Criminal charges hanging over six defendants since the 1992 crash of an Air Inter Airbus A320 on approach to Strasbourg, France have been lifted. The court at Colmar, near the Vosges mountains in which the aircraft crashed, acquitted all defendants of all the charges, a verdict that has been welcomed by the Flight Safety Foundation (FSF), which says the trial was unnecessary.

Defendants included the former head of technical control at the French national aviation authority DGAC, Claude Frantzen the agency's then director general, Pierre-Henri Gourgeon Air Inter's president at the time, Jean-Cyril Spinetta and the former French domestic carrier's chief executive, Daniel Cauvin. Chief engineer at the then Airbus Industrie, Bernard Ziegler, now retired from the manufacturer, was also acquitted on charges relating to aircraft design.

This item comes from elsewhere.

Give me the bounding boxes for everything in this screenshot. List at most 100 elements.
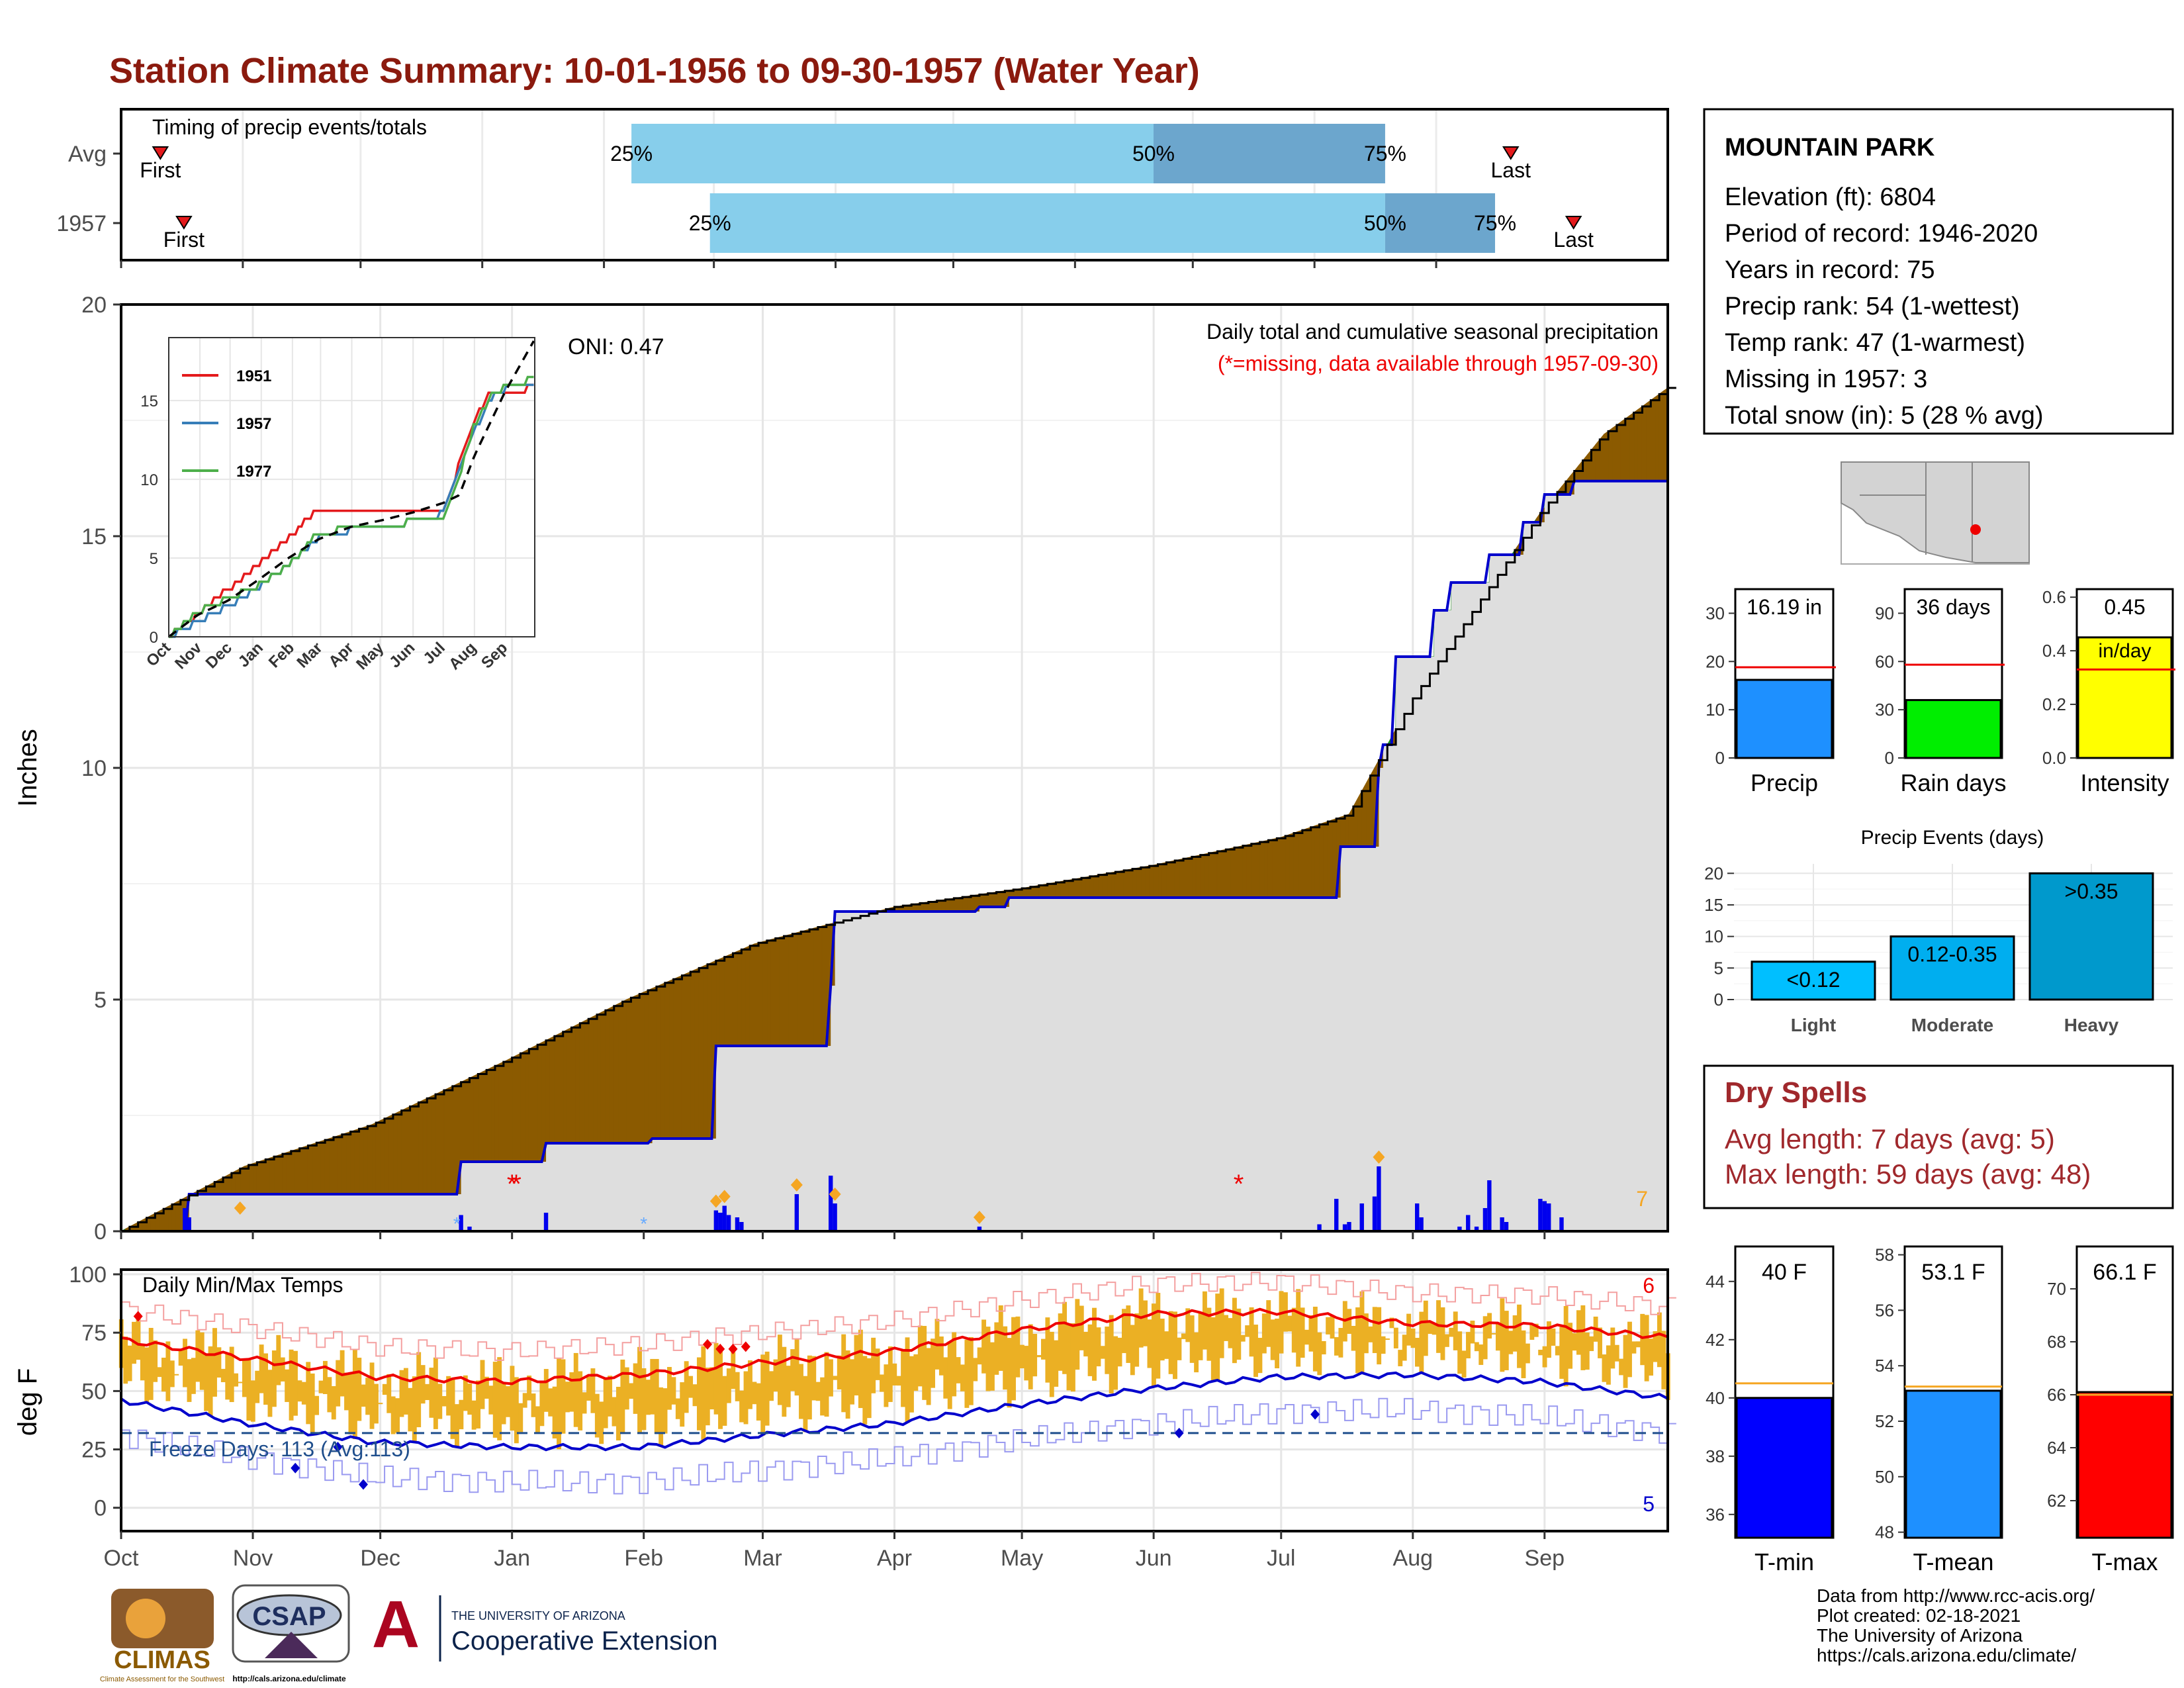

The main rationale for bringing the prosecution was that the DGAC did not then require ground proximity warning systems to be fitted to aircraft, and Air Inter chose not to fit it voluntarily because it produced many false alarms. Airbus was indicted for the design of its autopilot interface, which has since been changed.

The A320 was attempting a VOR/DME non-precision approach to Strasbourg on 20 January 1992 when it hit the slopes of Mont St Odile at 2,600ft (790m) in poor visibility at night, killing 87 of the 96 passengers and crew. The 1994 accident report said the crew may have configured one of the autopilot control switches wrongly when choosing between "flight path angle" and "vertical speed" modes.